Portanto, quando o Apóstolo diz que não anulamos a lei
de Deus pela fé, mas que, pelo contrário, a confirmamos, quer dizer que a fé
não nos leva à violação da Lei, mas à obediência. Não, não diríamos que a fé
conduz à obediência, mas que a própria fé obedece. Fé confirma a Lei no
coração. “Fé é a substância das coisas que se espera”. Se a coisa esperada for
justiça, a fé a confirma. Em vez de a fé conduzir ao antinomismo, é a única
coisa que se apresenta contrária ao antinomismo. Não importa quanto uma pessoa
se gabe na Lei de Deus; se rejeita ou ignora a implícita fé em Cristo, ele não
está em melhor condição do que o homem que ataca directamente a Lei. O homem de
fé é o único que verdadeiramente honra a Lei de Deus. Sem fé é impossível
agradar a Deus (Hb. 11:6), com ela, todas as coisas são possíveis (Mc. 9:23).
Sim, a fé faz o impossível, e é exactamente isso que
Deus requer que façamos. Quando Josué disse a Israel: “Não podeis servir o
Senhor”, ele dizia a verdade, contudo era um facto que Deus requeria deles que
O servissem. Não está no poder de homem algum cumprir a justiça, mesmo que o
deseje fazer (Gl. 5:17); portanto, é um erro dizer que tudo quanto Deus deseja
é que façamos o melhor possível.
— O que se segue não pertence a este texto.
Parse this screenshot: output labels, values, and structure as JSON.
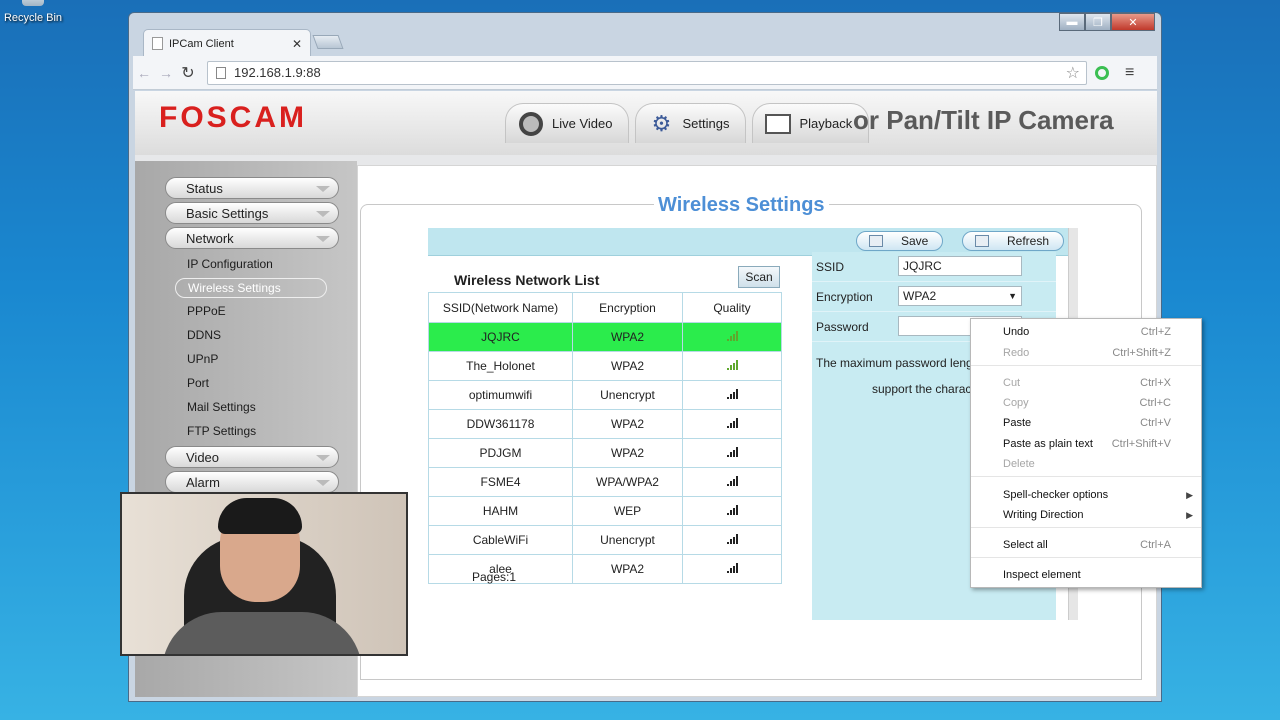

Aquele que não passa disso não cumprirá as
obras de Deus. Não. Ele deve fazer melhor do que pode. Ele deve fazer aquilo
que somente o poder de Deus operante mediante ele pode cumprir. É impossível
que um homem caminhe sobre a água, contudo Pedro o fez quando exerceu fé em
Jesus.
Sendo que todo o poder no céu e na Terra está nas mãos
de Cristo e esse poder está à nossa disposição, mesmo que o próprio Cristo
venha habitar no coração pela fé, não há lugar para achar falta em Deus por
requerer de nós que realizemos o impossível; pois “os impossíveis para os
homens são possíveis para Deus” (Lc. 18:27). Portanto, podemos ousadamente
dizer: “O Senhor é o meu auxílio, não
temerei o que me poderá fazer o homem” (Hb. 13:6).
Então, “quem nos
separará do amor de Cristo? Será tribulação, ou angústia, ou perseguição, ou
fome, ou nudez, ou perigo, ou espada? Em todas as estas coisas, porém, somos
mais que vencedores, por meio Daquele que nos amou. Porque estou bem certo de que nem morte, nem vida, nem anjos, nem
principados, nem coisas do presente, nem do porvir, nem poderes, nem altura,
nem profundidade, nem qualquer outra criatura poderá separar-nos do amor de
Deus, que está em Cristo Jesus nosso Senhor” (Rm. 8:35, 37).